January is prime time for returns in the retail industry, the month where shoppers show up in droves to trade in an ill-fitting sweater from grandma or to unload the second and third “Frozen” dolls that showed up under the Christmas tree.

This post-Christmas ritual has always been costly for retailers, comprising a large share of the $284 billion in goods that were returned in 2014.  But now it is arguably becoming more urgent for the industry to think carefully about return policies, as analysts say the rise of online shopping is bringing with it a surge in returns. The return rate for the industry overall is about 8 percent, but analysts say that it is likely significantly higher than that online, since shoppers are purchasing goods without seeing them in person or trying them on.

Against that backdrop, researchers at University of Texas-Dallas sought to get a better handle on how return policies affect shopper behavior and, in turn, whether lenient policies such as offering a lengthy period for returns actually helps or hurts a retailer’s business.

Overall, a lenient return policy did indeed correlate with more returns.

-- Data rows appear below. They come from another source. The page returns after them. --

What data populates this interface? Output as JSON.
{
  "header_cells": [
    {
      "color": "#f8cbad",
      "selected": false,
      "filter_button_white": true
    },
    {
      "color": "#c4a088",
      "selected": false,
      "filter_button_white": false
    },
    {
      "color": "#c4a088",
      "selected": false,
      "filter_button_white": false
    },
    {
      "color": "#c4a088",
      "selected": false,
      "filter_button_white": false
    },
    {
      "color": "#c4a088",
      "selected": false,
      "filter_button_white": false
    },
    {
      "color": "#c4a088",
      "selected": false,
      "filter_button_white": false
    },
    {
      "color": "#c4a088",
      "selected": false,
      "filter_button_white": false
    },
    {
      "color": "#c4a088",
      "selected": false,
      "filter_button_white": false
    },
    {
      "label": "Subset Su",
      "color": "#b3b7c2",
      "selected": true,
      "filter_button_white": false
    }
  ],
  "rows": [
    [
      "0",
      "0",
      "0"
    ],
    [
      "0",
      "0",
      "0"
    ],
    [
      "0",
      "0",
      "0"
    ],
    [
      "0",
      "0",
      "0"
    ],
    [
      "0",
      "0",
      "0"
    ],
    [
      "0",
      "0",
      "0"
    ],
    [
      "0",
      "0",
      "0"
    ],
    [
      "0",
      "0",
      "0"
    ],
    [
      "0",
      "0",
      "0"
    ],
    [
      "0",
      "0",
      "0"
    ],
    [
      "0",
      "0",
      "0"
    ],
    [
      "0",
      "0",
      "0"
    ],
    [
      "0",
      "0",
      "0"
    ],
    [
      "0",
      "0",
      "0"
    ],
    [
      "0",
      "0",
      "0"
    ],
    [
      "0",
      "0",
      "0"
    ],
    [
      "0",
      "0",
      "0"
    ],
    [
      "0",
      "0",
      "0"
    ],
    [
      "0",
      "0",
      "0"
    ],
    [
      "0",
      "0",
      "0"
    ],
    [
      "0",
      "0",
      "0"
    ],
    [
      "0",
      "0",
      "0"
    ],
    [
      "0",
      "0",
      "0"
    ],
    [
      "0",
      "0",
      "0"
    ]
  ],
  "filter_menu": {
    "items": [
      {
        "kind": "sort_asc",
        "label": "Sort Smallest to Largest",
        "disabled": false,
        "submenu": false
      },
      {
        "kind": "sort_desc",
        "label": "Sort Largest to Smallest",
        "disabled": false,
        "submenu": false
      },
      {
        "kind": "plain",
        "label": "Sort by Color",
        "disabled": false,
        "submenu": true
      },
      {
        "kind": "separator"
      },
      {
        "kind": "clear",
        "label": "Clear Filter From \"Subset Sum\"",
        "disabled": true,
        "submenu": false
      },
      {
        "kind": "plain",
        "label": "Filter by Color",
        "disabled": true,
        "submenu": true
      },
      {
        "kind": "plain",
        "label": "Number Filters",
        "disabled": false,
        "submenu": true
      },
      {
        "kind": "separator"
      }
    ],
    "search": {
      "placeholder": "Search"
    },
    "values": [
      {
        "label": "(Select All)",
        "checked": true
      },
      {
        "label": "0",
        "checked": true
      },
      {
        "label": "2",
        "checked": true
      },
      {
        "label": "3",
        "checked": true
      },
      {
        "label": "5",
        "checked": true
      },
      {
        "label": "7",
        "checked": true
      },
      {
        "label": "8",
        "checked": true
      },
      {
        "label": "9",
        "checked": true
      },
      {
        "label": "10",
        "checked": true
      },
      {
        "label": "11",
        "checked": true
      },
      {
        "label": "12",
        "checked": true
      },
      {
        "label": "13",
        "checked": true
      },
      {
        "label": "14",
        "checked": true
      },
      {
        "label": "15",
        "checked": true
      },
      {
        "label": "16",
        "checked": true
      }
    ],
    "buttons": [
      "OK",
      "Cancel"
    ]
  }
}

But, crucially, it was even more strongly correlated with an increase in purchases. In other words, retailers are generally getting a clear sales benefit from giving customers the assurance of a return.

One surprising finding: More leniency on time limits is associated with a reduction — not an increase — in returns.

This may seem counterintuitive, but researchers say it could have varying explanations. Ryan Freling, who conducted the research alongside Narayan Janakiraman and Holly Syrdal, said that this is perhaps a result of what’s known as “endowment effect.”

“That would say that the longer a customer has a product in their hands, the more attached they feel to it,” Freling said.

Plus, the long time frame creates less urgency around the decision over whether or not to take it back.

Read the entire article here.

Anti-Gifting and Reverse Logistics

Google-search-gifts-returns

Call it what you may, but ’tis the season following the gift-giving season, which means only one thing, it’s returns season. Did you receive a gorgeous pair of shoes in the wrong size? Return. Did you get yet another hideous tie or shirt in the wrong color? Return. Yet more lotion that makes you break out in an orange rash? Return? Video game in the wrong format or book that you already digested last year? Return. Toaster that doesn’t match your kitchen decor? Return.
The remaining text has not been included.